As the highest possible quality of a model is determined by the quality of the data used to develop the model (Obermeier et al. 2011; De Lange 2013a), individual diagnosis of psychiatric diseases and therapeutic effects of drugs today can, and therefore should, include quantitative and objective biomarkers at different physiological levels, which can even be combined with/ compared to the PANSS score. Furthermore, pharmacometrics modeling and simulation has an important role in better selection of the right population, treatment duration, and disease conditions in clinical trials, as well as in much improved design of clinical trials, to better discriminate between drug and placebo effects. Model-based clinical trial simulation will allow reliable prediction of the outcomes of future trials, if various predictors of the placebo response and dropout are taken into consideration. Therefore, it needs to completely integrate disease-progression models, placebo models, drug-response models, covariate models, and dropout models (Pilla Reddy et al. 2011).
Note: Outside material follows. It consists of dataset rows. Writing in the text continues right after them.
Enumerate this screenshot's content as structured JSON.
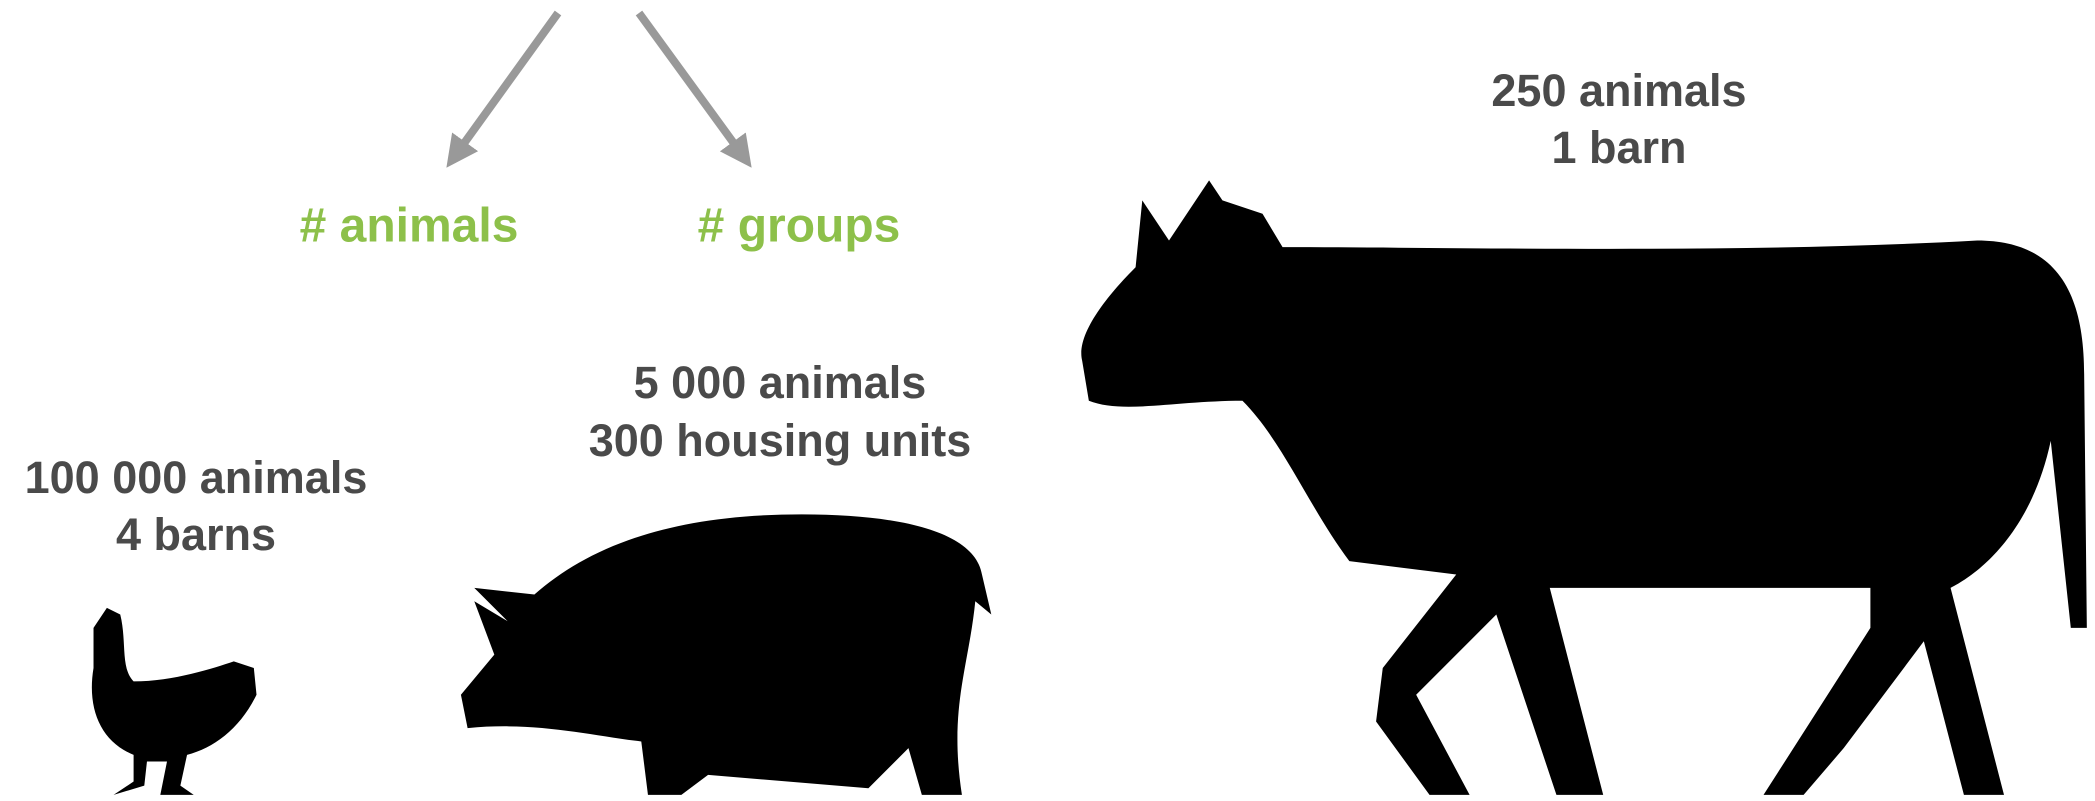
{
  "labels": [
    "# animals",
    "# groups"
  ],
  "animals": [
    {
      "lines": [
        "100 000 animals",
        "4 barns"
      ]
    },
    {
      "lines": [
        "5 000 animals",
        "300 housing units"
      ]
    },
    {
      "lines": [
        "250 animals",
        "1 barn"
      ]
    }
  ]
}
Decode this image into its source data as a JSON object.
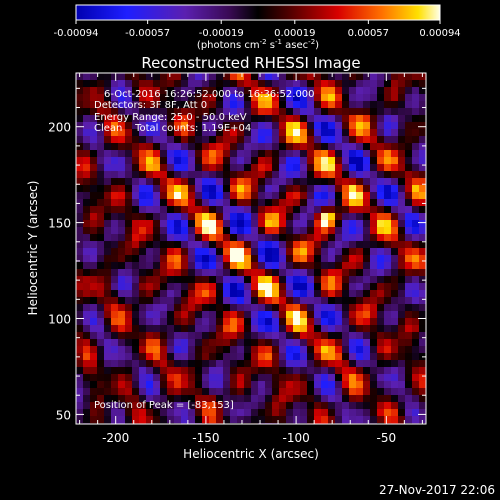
{
  "colorbar": {
    "ticks": [
      "-0.00094",
      "-0.00057",
      "-0.00019",
      "0.00019",
      "0.00057",
      "0.00094"
    ],
    "range": [
      -0.00094,
      0.00094
    ],
    "units_prefix": "(photons cm",
    "units_sup1": "-2",
    "units_mid": " s",
    "units_sup2": "-1",
    "units_mid2": " asec",
    "units_sup3": "-2",
    "units_suffix": ")"
  },
  "chart_data": {
    "type": "heatmap",
    "title": "Reconstructed RHESSI Image",
    "xlabel": "Heliocentric X (arcsec)",
    "ylabel": "Heliocentric Y (arcsec)",
    "xlim": [
      -222,
      -28
    ],
    "ylim": [
      45,
      228
    ],
    "xticks": [
      -200,
      -150,
      -100,
      -50
    ],
    "yticks": [
      50,
      100,
      150,
      200
    ],
    "peak": [
      -83,
      153
    ],
    "annotations": {
      "time_range": "6-Oct-2016 16:26:52.000 to 16:36:52.000",
      "detectors": "Detectors: 3F 8F, Att 0",
      "energy": "Energy Range: 25.0 - 50.0 keV",
      "clean": "Clean    Total counts: 1.19E+04",
      "peak_label": "Position of Peak = [-83,153]"
    }
  },
  "footer": {
    "timestamp": "27-Nov-2017 22:06"
  }
}
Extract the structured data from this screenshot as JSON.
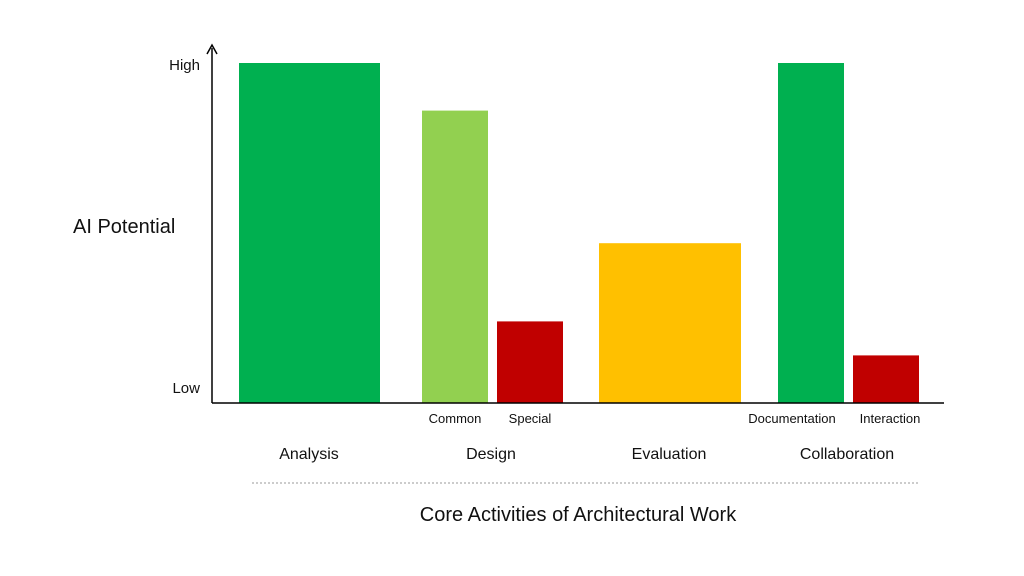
{
  "chart_data": {
    "type": "bar",
    "title": "",
    "ylabel": "AI Potential",
    "xlabel": "Core Activities of Architectural Work",
    "y_ticks": {
      "high": "High",
      "low": "Low"
    },
    "ylim": [
      0,
      100
    ],
    "groups": [
      {
        "name": "Analysis",
        "bars": [
          {
            "label": "",
            "value": 100,
            "color": "#00B050"
          }
        ]
      },
      {
        "name": "Design",
        "bars": [
          {
            "label": "Common",
            "value": 86,
            "color": "#92D050"
          },
          {
            "label": "Special",
            "value": 24,
            "color": "#C00000"
          }
        ]
      },
      {
        "name": "Evaluation",
        "bars": [
          {
            "label": "",
            "value": 47,
            "color": "#FFC000"
          }
        ]
      },
      {
        "name": "Collaboration",
        "bars": [
          {
            "label": "Documentation",
            "value": 100,
            "color": "#00B050"
          },
          {
            "label": "Interaction",
            "value": 14,
            "color": "#C00000"
          }
        ]
      }
    ],
    "grid": false,
    "legend": "none"
  }
}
Moreover, important additional insights can come from preclinical studies if designed according to the mastermind to allow for development of predictive translational models approach (De Lange 2013a).

Finally, it is important to realize that people suffering from psychiatric diseases need to be helped by appropriate drug treatment but also by attention and care of their surroundings.

Bullet Point Summary

  • Psychiatric diseases are difficult to treat. This is due to the following issues:

    • Psychiatric diseases are highly heterogeneous and complex.
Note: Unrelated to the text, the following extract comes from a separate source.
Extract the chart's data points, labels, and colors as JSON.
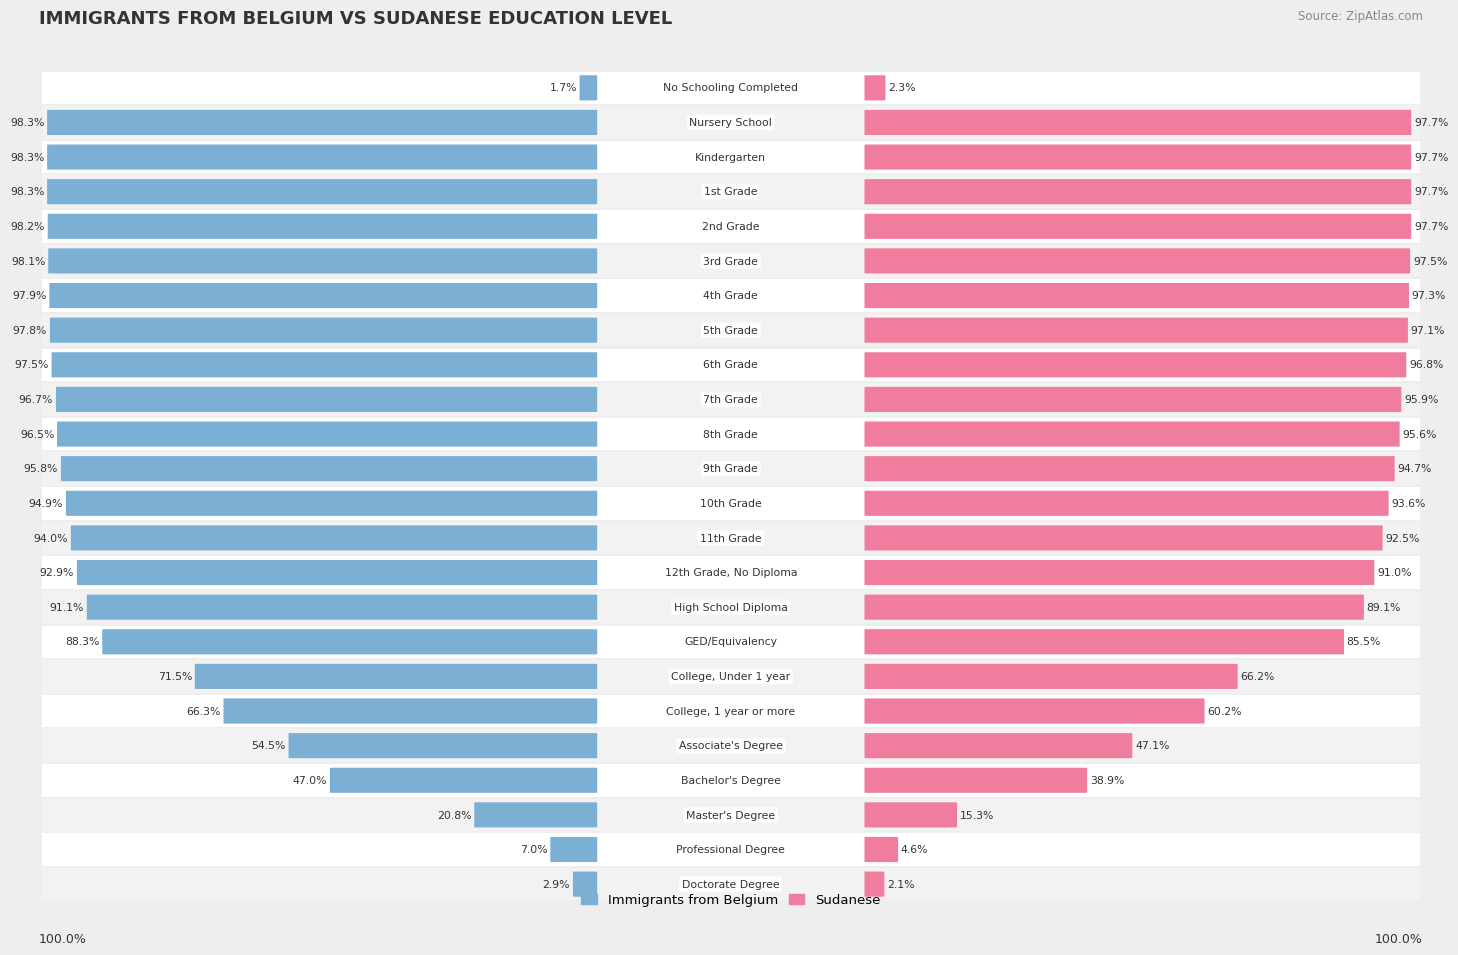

    • These diseases are displayed at a behavioral and psychological level that we do not really understand.

    • A number of drugs are available for treatment of these diseases, but there is much room for improvement.

    • Classification of type and severity of the disease and treatment outcomes are currently still based on subjective rating scales.
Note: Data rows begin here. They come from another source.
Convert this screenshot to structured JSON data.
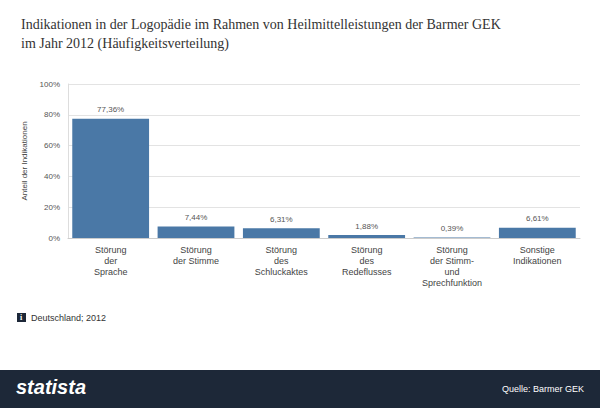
{
  "chart_data": {
    "type": "bar",
    "title": "Indikationen in der Logopädie im Rahmen von Heilmittelleistungen der Barmer GEK\nim Jahr 2012 (Häufigkeitsverteilung)",
    "y_label": "Anteil der Indikationen",
    "categories": [
      "Störung\nder\nSprache",
      "Störung\nder Stimme",
      "Störung\ndes\nSchluckaktes",
      "Störung\ndes\nRedeflusses",
      "Störung\nder Stimm-\nund\nSprechfunktion",
      "Sonstige\nIndikationen"
    ],
    "values": [
      77.36,
      7.44,
      6.31,
      1.88,
      0.39,
      6.61
    ],
    "value_labels": [
      "77,36%",
      "7,44%",
      "6,31%",
      "1,88%",
      "0,39%",
      "6,61%"
    ],
    "data_labels": true,
    "color": "#4a78a6",
    "ylim": [
      0,
      100
    ],
    "yticks": [
      {
        "value": 0,
        "label": "0%"
      },
      {
        "value": 20,
        "label": "20%"
      },
      {
        "value": 40,
        "label": "40%"
      },
      {
        "value": 60,
        "label": "60%"
      },
      {
        "value": 80,
        "label": "80%"
      },
      {
        "value": 100,
        "label": "100%"
      }
    ],
    "grid": true,
    "note": "Deutschland; 2012",
    "logo": "statista",
    "source": "Quelle: Barmer GEK"
  }
}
    • Clinical trials on testing the effects of new treatments for psychiatric diseases have dealt with problems of placebo effects and dropouts during the trial.

  • Improvements in drug treatment of psychiatric diseases must come from:

    • The use of (more) objective measures and especially their combination (composite biomarkers) for better diagnosis of the disease and of drug treatment effects.

    • Inclusion of objective (composite) biomarkers that can be obtained both preclinically and clinically, to enhance translational insights.

    • More knowledge on sources of variability in disease.

    • More knowledge on sources of variability in drug treatment outcomes.

    • (Further) improvement of clinical trial design for valid distinction between drug effects versus placebo effects, the impact of dropouts during the trial on the outcome.

    • Inclusion of pharmacometric approaches, to develop and apply mathematical and statistical methods for quantitative characterization, understanding, and predicting the PK and (biomarkers of) PD of a drug, and covariates for sources of variability.

14.6 Recommendations

For improved treatment of psychiatric diseases, a highly important role has to be played by pharmacometric modeling approaches. In order to tackle practical questions in drug development in the area psychiatric disorders the following is recommended:

  • The use of objective and composite biomarkers to inform on the functioning of the biological system at and treatment perturbation thereof at distinct levels/biomarker types, in a mechanistic manner.

  • The use of animal studies for development of preclinical translational models, as animal research allows for obtaining more information than can be obtained from humans (although it is clear that the human disease conditions cannot be reflected).

  • Inclusion of pharmacometric simulation in the design preclinical studies.

  • Inclusion of model-based clinical trial simulation for reliable prediction of the outcomes of future trials (i.e., with complete integration of placebo-, dropout-, disease progression-, and drug effect models).